Our day was relaxing as we got ready for our Monday activities. We sat around the apartment, watching television shows in Russian, eating breakfast late in the morning and put clothes on the clothes line. The three of us headed out and stopped to find lunch before our bus ride. As we left the cafe, we spotted the bus we were supposed to be on driving up to the bus stop. The three of us ran to catch it. Jumping on just in time. The ride was hot, no air conditioning.
As we arrived at the orphanage, Aleks pushed the button to let the driver know it was our stop. We jumped off and slowly walked down a bumpy side road to the back of what Aleks has known as his home for the past few years. It looked empty almost deserted. We headed to the front door and found a few faces waiting for us to arrive. Aleks walked in with confidence and as he walked in, he headed straight to his group room. Some of the kids following behind and beside him. We just joined them as we watched from a short distance. We walked through a door numbered “7” and into an open area with a dining room table, sofas and television. Aleks went straight to his old room to see if anything had changed. What I didn’t know was that his bed had been removed and was on the back porch area. But the boys were very excited to see him and off they ran to play outside.
Kevin and I sat at their dining room table and Ginta, Inara, the orphanage director, and another supervisor, which I can’t remember her name, sat with us. Inara asked us several questions about how Aleks was doing and if we had any problems. She wanted to know about schooling and how his behavior was. She wanted to know if he was still smoking in American…yes, that was one of the questions. After the questions were answered, Inara needed to leave for other business before her vacation time. Ginta headed out too to find Aleks case book for us to look through for any answers that we may need of his young life.

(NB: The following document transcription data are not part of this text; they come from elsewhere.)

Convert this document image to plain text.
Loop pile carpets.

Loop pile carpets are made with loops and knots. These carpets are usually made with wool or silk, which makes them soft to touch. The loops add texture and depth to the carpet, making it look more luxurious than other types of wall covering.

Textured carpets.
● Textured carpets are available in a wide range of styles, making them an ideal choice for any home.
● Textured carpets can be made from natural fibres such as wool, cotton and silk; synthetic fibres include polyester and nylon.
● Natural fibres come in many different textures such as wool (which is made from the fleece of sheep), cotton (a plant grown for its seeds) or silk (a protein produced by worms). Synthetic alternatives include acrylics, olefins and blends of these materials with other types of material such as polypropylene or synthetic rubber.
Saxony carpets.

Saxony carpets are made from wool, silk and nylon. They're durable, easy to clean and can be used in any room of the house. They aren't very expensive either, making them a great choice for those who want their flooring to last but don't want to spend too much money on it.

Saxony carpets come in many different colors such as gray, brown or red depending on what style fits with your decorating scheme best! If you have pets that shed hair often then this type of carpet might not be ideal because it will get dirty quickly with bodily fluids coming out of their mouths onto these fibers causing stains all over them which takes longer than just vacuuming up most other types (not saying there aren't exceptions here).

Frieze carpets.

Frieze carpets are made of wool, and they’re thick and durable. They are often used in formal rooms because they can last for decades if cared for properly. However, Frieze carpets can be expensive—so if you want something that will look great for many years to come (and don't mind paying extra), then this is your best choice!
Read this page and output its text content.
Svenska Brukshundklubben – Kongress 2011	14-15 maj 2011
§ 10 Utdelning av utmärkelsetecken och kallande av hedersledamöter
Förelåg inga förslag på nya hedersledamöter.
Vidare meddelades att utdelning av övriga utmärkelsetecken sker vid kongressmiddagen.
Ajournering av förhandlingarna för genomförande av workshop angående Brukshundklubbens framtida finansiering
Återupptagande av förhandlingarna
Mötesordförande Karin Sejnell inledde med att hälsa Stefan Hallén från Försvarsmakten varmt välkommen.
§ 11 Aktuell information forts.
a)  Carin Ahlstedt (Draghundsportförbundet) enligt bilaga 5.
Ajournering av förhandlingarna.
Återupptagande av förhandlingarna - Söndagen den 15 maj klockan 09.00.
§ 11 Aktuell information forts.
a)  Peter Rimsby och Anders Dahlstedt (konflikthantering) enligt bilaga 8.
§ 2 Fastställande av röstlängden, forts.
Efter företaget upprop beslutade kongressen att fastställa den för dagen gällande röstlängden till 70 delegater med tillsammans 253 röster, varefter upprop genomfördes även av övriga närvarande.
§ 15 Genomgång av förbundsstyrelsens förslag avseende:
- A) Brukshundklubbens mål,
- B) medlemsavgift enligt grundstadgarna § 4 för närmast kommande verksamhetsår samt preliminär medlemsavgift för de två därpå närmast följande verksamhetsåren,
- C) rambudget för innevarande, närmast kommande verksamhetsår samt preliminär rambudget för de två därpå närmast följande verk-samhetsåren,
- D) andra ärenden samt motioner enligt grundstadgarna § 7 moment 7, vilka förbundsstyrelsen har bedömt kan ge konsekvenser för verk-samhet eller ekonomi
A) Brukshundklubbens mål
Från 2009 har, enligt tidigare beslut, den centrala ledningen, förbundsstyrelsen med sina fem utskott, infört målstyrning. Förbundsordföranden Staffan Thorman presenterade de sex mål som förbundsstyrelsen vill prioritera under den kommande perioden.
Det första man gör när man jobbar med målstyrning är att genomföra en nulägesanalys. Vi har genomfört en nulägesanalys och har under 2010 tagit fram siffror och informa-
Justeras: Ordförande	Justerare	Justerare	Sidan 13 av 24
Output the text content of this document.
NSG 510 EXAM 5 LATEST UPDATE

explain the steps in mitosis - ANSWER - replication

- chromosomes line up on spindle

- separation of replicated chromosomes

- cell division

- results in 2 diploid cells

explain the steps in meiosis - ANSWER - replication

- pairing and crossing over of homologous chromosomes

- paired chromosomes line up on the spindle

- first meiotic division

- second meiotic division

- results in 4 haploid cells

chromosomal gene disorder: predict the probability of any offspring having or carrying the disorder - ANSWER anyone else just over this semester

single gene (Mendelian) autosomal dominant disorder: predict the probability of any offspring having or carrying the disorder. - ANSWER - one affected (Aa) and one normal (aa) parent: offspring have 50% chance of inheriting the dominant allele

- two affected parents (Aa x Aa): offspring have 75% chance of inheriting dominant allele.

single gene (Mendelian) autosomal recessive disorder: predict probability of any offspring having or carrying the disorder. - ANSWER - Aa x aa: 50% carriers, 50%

She returned with a 2-3 inch thick notebook filled with his records and a separate smaller binder with even more information, we think it was his schooling. As she opened the book and began to translate our little boy’s life on paper, I sat with tears filling my eyes and a hurt in my heart. This child has gone through more in his young lifetime than most of us will ever go through and may never go through. He as wandered the streets, begged for food and clothes, has taken on a role of an adult while the one that gave him life was in a drunken stupor. Each document was another piece to the puzzle, but so many pieces have been lost in the potholes of Liepaja.
As I walk through this journey with my son, Aleks. I am being changed. The rescue is not for Aleks but for me. I am constantly reminded that we too are all adopted. We are given a new beginning as adopted children of God. God has freed us, we have an inheritance. (Gal. 4:1-7).